In the real estate industry, they say that location, location, location, is the only thing that really matters. Apparently, the same could be said about food trends.
Recently, a restaurant owner in Arizona received protests and threats after he announced that he would sell lion burgers to help celebrate the World Cup. In South Africa, where the World Cup is being held, lion burgers are a somewhat regularly available commodity.
But in Arizona, USA?
Nope. Lion burgers offend people. They offend me.
Now to be fair, I know that my habit of eating beef offends some animal rights activists and violates tenets of the Hindu religion. To them, eating a cow is even more offense than eating a lion.
I acknowledge that my offense at the act of eating lion is therefore somewhat hypocritical.
Regardless, I find the concept of eating one of the world’s most powerful and threatened predators to be offensive. Likely, I would take offense at it even in South Africa, though if I were visiting there, I would keep my mouth shut about local custom as a matter of politeness. In this case, I don’t have to keep my mouth shut. I am offended.
To be fair to the restaurant owner, he started this as a publicity stunt designed to increase business and tie his business to arguable the biggest sporting event in the world. I find the decision morally reprehensible, but cannot argue that if his intention was to gain publicity for his business, he did a remarkable job.
Honestly, I can even sort of forgive him on the quasi-ethical stance of the meat was available and at least purported to be legal, so why not use it? What I find most reprehensible is the idea that someone is butchering lions and turning out ground lion burger as food. It terrified me when the restaurant owner said that the lion meat came from an exotic meat dealer who said the lions were raised free-range in Illinois.
Yuck. Another black eye for Illinois.
But it gets even worse. The exotic meat dealer claimed he got the meat from a free-range lion farm in Illinois and that it was federally inspected. That’s the first absolute dishonesty in the story as reported by CNN. The convoluted story gets more and more confused as you go.
According to CNN, the exotic meat dealer who sold it to restaurant owner bought the meat from a butcher shop just south of Chicago. The butcher shop, by the way, has been in trouble before for illegally buying big cat meat before. “Back in 2003, Chicago newspapers covered his conviction and six-month prison sentence for selling meat from federally protected tigers and leopards. Czimer admitted to purchasing the carcasses of 16 tigers, four lions, two mountain lions and one liger — a tiger-lion hybrid — which were skinned, butchered and sold as “lion meat,” for a profit of more than $38,000.”
This time the butcher claimed that he got the meat from a man who raised the lions just for their skins, a taxidermist or tanner if you will. When contacted by various news media, the meat dealer claimed the meat was sort of like a by-product. His shop is licensed and inspected by officials from the U.S. Department of Food & Agriculture, but lion meat is apparently inspected by the Food & Drug Administration, not the USDA.
The question of where exactly the meat came from and if it was inspected for human consumption is definitely a big one. On the other hand, the idea that it might have been inspected implies that we have standards for human consumption of lions. Back to yuck again.

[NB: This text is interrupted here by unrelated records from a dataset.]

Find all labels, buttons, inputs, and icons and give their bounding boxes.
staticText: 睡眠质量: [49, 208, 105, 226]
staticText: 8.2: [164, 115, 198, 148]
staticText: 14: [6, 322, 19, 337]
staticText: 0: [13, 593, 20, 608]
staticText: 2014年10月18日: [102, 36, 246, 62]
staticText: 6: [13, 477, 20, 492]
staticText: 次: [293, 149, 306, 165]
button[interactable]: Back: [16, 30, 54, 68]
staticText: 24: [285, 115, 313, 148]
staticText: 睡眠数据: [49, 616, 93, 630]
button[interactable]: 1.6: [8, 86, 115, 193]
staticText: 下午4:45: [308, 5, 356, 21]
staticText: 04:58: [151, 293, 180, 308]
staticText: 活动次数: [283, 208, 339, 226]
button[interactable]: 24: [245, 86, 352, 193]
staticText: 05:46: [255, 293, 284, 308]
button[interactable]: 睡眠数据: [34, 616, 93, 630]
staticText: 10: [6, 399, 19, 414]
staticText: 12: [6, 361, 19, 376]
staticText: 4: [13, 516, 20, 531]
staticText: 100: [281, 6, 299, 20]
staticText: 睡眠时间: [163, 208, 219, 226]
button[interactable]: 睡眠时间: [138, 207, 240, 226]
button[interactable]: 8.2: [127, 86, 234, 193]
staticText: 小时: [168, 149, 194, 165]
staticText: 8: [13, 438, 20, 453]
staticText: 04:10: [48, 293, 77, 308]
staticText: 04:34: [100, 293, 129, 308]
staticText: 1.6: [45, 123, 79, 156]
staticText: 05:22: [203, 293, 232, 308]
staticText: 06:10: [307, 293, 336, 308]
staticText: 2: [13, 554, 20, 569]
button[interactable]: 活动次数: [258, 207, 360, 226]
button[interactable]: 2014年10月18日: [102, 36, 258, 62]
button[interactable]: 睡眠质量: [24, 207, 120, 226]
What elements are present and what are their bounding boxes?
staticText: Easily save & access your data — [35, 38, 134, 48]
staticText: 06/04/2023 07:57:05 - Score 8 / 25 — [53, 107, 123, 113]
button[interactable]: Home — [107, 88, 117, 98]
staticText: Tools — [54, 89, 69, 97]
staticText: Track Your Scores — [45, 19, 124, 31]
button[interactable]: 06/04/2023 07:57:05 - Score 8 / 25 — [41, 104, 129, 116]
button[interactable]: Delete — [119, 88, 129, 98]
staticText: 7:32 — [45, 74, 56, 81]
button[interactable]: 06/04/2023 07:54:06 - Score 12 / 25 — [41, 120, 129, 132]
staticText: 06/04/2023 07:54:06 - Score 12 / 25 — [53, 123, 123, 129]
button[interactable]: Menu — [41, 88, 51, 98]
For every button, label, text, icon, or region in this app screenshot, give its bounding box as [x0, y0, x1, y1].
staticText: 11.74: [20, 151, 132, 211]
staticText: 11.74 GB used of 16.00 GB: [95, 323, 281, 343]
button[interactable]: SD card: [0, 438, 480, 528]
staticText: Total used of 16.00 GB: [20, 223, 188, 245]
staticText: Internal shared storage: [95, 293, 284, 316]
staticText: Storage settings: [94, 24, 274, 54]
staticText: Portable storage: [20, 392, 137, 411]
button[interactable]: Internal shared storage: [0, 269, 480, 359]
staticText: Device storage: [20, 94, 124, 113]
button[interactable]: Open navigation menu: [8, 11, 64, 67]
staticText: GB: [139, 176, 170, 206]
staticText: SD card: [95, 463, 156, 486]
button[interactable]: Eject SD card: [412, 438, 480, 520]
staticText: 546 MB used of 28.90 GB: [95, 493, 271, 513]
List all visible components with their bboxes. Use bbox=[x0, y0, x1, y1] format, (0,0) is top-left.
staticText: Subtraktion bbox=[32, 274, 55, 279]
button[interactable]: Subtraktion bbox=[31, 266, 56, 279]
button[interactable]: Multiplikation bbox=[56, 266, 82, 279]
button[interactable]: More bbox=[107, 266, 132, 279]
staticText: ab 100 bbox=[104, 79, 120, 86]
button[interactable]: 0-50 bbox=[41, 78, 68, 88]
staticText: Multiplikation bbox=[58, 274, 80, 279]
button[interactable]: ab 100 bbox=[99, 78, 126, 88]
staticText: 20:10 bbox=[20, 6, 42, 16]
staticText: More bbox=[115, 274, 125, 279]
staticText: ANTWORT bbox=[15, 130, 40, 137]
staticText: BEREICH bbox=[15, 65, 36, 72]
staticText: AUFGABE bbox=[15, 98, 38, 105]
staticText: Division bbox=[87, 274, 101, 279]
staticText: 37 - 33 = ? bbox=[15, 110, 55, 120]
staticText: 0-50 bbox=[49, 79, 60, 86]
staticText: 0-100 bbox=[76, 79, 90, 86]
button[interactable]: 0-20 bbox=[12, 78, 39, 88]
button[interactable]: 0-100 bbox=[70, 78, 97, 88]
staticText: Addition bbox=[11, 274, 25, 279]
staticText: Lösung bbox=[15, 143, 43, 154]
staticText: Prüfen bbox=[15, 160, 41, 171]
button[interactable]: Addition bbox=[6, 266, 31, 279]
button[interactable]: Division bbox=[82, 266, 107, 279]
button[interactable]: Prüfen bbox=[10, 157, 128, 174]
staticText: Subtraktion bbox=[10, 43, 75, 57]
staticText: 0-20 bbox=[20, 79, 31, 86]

Partially my offense is based on the status of the lion worldwide. Though the lion is only “threatened” and no “endangered,” I think everyone knows that the natural habitat for lions, the African savannah, is disappearing. Like many animals they suffer from human encroachment and poaching. With smaller and smaller areas to live, they are disappearing from nature rapidly. It makes the idea of eating one as it goes the way of the dodo repulsive.
I’m also offended by the idea of eating the big cats – unless it is your historical heritage to do it. In South Africa, it may be cultural (though I suspect there was an over-killing of lions for the tourists at the World Cup). In the United States, it is not a cultural tradition or even a cultural experience that one should try to replicate. These majestic creatures ought to be protected and the idea of butchering them like farm animals is simply disgusting.